Various state governments have also admitted to the Supreme Court of India that they accepted compensation claims in a greater number than the number of COVID-19 deaths they officially recorded. But the government remains in denial, asserting that only 0.5 million people have died of the disease in the country so far.
4. Insufficient genome-sequencing – Genome-sequencing is key to understanding the rise of new variants of the novel coronavirus. It is also an important tool with which scientists can know how a variant is behaving in a given population.
India has submitted the 10th most number of genomic samples (specifically, the data from them) to the international GISAID database. However, this is based on sequencing fewer than 1% of all positive samples within the country. This is bad.
The fact that INSACOG, the genome-sequencing consortium, didn’t issue a weekly bulletin for three months even during the third wave, and beyond, suggested something amiss in the country’s genome-sequencing infrastructure. The Wire Science had already reported in November 2021 that after the second wave, INSACOG’s genome-sequencing rate dropped.
Yet, and as in the case of excess COVID-19 deaths, India’s top health officials have maintained that India is doing very well on the genome-sequencing front.
5. Gains of the first lockdown – At 8 pm on March 23, 2020, Prime Minister Narendra Modi announced a nationwide lockdown starting from 12 am on March 24. That is, only four hours later, social, welfare, economic, industrial and logistical activities in the entire country shut down.
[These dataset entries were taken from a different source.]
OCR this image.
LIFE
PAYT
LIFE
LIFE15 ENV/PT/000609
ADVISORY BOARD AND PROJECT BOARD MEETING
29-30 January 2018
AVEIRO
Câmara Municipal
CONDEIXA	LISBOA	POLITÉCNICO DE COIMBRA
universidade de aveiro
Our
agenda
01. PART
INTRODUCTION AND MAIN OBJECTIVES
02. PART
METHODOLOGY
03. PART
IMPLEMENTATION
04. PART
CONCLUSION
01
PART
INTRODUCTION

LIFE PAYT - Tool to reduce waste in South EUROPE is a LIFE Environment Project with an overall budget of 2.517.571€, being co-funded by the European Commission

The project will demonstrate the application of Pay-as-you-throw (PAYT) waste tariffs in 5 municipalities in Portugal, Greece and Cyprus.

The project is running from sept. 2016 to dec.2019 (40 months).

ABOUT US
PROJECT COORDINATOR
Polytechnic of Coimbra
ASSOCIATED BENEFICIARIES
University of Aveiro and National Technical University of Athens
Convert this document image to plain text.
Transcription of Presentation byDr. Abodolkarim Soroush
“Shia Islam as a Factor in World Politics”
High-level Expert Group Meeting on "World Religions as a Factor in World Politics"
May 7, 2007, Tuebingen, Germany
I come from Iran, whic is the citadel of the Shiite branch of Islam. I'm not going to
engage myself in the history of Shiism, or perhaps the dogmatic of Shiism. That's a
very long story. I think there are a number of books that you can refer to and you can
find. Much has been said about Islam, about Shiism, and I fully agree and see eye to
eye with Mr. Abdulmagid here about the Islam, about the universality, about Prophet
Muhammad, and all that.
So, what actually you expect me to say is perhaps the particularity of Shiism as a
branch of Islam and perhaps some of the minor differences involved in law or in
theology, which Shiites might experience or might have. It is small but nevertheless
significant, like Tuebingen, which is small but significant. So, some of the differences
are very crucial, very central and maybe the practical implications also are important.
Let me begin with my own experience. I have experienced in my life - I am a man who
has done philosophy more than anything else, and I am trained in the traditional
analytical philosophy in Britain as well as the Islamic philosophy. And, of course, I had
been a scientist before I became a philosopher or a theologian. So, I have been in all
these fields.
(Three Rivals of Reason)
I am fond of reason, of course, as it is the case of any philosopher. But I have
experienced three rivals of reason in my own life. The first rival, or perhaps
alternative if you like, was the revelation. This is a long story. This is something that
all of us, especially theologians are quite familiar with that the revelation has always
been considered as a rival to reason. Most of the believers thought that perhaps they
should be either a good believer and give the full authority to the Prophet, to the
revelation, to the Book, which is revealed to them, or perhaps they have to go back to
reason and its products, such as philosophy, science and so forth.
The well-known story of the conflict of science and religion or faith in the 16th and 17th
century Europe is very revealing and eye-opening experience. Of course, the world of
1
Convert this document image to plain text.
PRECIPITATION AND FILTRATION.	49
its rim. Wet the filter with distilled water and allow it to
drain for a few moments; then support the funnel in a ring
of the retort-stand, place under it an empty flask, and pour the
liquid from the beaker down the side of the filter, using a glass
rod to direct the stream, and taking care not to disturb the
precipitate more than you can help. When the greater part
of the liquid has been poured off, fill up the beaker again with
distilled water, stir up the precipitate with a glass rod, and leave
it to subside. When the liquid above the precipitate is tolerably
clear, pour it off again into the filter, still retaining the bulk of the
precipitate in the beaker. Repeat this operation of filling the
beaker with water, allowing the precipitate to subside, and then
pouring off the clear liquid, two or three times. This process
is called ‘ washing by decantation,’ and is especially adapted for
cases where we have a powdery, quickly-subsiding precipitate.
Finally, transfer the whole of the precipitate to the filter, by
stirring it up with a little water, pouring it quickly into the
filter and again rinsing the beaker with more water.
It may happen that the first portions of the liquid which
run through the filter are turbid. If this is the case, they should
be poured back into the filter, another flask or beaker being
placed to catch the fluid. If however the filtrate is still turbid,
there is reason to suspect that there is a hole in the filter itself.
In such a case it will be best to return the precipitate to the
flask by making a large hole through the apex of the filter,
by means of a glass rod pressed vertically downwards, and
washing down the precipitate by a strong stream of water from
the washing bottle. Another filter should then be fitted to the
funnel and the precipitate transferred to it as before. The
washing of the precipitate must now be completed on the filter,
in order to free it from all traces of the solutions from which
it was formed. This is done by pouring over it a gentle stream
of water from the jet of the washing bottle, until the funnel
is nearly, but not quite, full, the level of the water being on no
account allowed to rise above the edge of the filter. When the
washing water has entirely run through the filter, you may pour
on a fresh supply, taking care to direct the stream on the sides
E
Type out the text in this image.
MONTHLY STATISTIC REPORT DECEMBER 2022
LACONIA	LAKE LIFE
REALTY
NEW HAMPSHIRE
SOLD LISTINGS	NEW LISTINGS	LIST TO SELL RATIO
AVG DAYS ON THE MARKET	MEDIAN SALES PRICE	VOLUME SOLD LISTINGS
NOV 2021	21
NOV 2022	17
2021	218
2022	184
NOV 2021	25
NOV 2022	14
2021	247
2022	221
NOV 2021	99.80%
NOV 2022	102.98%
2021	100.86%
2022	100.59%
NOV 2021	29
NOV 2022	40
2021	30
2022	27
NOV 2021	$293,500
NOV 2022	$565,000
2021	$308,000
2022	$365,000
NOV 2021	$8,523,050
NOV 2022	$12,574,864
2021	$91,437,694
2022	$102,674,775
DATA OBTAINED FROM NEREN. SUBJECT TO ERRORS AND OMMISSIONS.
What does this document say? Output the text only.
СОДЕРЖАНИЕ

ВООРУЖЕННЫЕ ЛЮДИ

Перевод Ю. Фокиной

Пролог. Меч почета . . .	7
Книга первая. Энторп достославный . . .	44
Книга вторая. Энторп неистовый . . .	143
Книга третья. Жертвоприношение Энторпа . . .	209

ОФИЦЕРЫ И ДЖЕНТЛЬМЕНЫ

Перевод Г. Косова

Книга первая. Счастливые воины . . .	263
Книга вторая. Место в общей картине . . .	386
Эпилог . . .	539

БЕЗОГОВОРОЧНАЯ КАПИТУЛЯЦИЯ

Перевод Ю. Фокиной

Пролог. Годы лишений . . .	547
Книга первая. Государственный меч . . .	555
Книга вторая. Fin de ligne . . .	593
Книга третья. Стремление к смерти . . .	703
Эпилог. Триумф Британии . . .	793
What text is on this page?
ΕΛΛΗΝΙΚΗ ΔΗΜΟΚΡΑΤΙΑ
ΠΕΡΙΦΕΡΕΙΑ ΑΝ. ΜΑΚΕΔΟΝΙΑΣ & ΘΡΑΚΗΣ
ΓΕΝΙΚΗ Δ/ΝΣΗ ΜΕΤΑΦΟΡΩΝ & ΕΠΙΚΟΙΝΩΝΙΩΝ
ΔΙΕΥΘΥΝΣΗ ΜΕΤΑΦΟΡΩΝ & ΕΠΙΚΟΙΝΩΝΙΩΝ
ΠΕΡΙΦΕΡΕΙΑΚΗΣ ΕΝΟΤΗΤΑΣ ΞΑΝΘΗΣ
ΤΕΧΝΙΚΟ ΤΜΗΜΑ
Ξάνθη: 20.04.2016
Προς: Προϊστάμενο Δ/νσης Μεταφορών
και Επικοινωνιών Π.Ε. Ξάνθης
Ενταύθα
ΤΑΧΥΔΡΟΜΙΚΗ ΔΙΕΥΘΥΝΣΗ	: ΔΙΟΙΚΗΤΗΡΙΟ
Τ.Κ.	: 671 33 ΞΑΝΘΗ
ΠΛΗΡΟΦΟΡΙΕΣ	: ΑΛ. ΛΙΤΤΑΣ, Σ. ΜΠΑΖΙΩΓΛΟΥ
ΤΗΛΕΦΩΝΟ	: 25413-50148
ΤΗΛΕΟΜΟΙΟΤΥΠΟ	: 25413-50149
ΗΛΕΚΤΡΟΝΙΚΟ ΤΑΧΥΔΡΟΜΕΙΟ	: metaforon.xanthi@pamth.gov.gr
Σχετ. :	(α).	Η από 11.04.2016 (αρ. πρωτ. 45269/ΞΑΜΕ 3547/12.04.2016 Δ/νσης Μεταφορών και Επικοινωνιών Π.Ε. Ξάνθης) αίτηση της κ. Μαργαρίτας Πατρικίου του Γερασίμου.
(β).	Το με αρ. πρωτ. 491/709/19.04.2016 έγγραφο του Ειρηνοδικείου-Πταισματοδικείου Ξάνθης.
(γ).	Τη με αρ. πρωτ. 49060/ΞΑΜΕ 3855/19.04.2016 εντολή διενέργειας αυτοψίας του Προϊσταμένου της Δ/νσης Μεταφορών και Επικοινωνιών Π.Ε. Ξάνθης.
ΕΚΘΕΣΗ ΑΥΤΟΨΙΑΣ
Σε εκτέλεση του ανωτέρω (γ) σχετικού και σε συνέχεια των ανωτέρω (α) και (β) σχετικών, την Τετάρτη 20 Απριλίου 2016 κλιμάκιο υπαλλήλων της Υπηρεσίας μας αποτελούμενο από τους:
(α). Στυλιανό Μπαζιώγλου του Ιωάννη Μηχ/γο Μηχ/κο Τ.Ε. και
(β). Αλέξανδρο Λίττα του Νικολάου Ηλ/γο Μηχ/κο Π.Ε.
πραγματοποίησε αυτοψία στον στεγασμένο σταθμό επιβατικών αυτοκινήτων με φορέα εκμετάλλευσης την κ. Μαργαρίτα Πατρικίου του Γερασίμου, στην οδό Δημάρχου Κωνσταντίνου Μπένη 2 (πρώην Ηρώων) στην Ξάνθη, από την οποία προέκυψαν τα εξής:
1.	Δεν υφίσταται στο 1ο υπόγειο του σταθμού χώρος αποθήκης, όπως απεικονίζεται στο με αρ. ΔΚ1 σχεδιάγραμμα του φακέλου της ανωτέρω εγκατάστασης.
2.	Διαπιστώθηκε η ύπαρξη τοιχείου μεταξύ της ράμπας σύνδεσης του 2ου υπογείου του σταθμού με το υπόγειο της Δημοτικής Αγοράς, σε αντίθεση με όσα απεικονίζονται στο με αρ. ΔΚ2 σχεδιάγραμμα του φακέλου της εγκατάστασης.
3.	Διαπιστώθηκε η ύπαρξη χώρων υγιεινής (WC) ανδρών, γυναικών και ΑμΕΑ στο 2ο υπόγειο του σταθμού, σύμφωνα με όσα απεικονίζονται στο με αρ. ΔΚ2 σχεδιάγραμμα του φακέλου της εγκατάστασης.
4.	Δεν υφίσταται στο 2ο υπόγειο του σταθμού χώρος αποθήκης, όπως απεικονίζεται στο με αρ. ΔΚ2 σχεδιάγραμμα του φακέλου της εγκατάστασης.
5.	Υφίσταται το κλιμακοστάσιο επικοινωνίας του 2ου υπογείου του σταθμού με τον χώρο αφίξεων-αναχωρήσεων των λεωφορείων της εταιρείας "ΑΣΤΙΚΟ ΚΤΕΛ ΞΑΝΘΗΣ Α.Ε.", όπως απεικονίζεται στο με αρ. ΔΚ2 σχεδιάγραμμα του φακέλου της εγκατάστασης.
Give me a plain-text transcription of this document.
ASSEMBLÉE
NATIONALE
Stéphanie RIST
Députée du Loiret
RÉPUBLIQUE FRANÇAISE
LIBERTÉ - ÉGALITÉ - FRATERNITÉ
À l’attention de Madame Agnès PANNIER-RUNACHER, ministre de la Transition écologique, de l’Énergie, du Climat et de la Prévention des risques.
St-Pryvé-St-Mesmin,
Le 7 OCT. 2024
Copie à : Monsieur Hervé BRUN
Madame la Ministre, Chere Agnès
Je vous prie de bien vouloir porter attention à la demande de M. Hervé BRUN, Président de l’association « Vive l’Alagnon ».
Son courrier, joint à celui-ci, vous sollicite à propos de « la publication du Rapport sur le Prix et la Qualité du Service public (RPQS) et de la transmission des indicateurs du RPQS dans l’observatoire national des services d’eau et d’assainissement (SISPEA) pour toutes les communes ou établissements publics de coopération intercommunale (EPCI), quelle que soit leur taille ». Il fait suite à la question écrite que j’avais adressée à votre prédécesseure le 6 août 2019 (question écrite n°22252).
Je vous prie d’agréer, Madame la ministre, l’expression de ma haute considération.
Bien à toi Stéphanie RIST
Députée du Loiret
Among other consequences, tens of thousands of migrant labourers were forced to walk home – hundreds of kilometres in many cases – on foot. Many of them died of heat exposure or starvation on the way. At the same time, the number of COVID-19 cases in the country kept increasing, until a peak in mid-September – fully three months after the lockdown began to ease.
The steep cost of the lockdown prompted many experts to question the lockdown’s gains. While the case load increased, care-seekers couldn’t be treated for other illnesses, couldn’t have surgeries, chemotherapy, kidney dialysis, etc. The informal sector tanked, hunger increased and our grip on other epidemics weakened.
However, the Indian government has made lofty, but unverified, claims about how many lives the lockdown saved. Its 2021 Economic Survey claimed with pride that the lockdown was a big success. In Parliament this year, Prime Minister Modi said the lockdown was a necessary measure that was in line with the WHO’s suggestions.
The WHO’s “stay at home” advice to people was so governments could focus on mitigating the virus’s spread. But the body has never favoured blanket bans on people’s movement – which the lockdown was.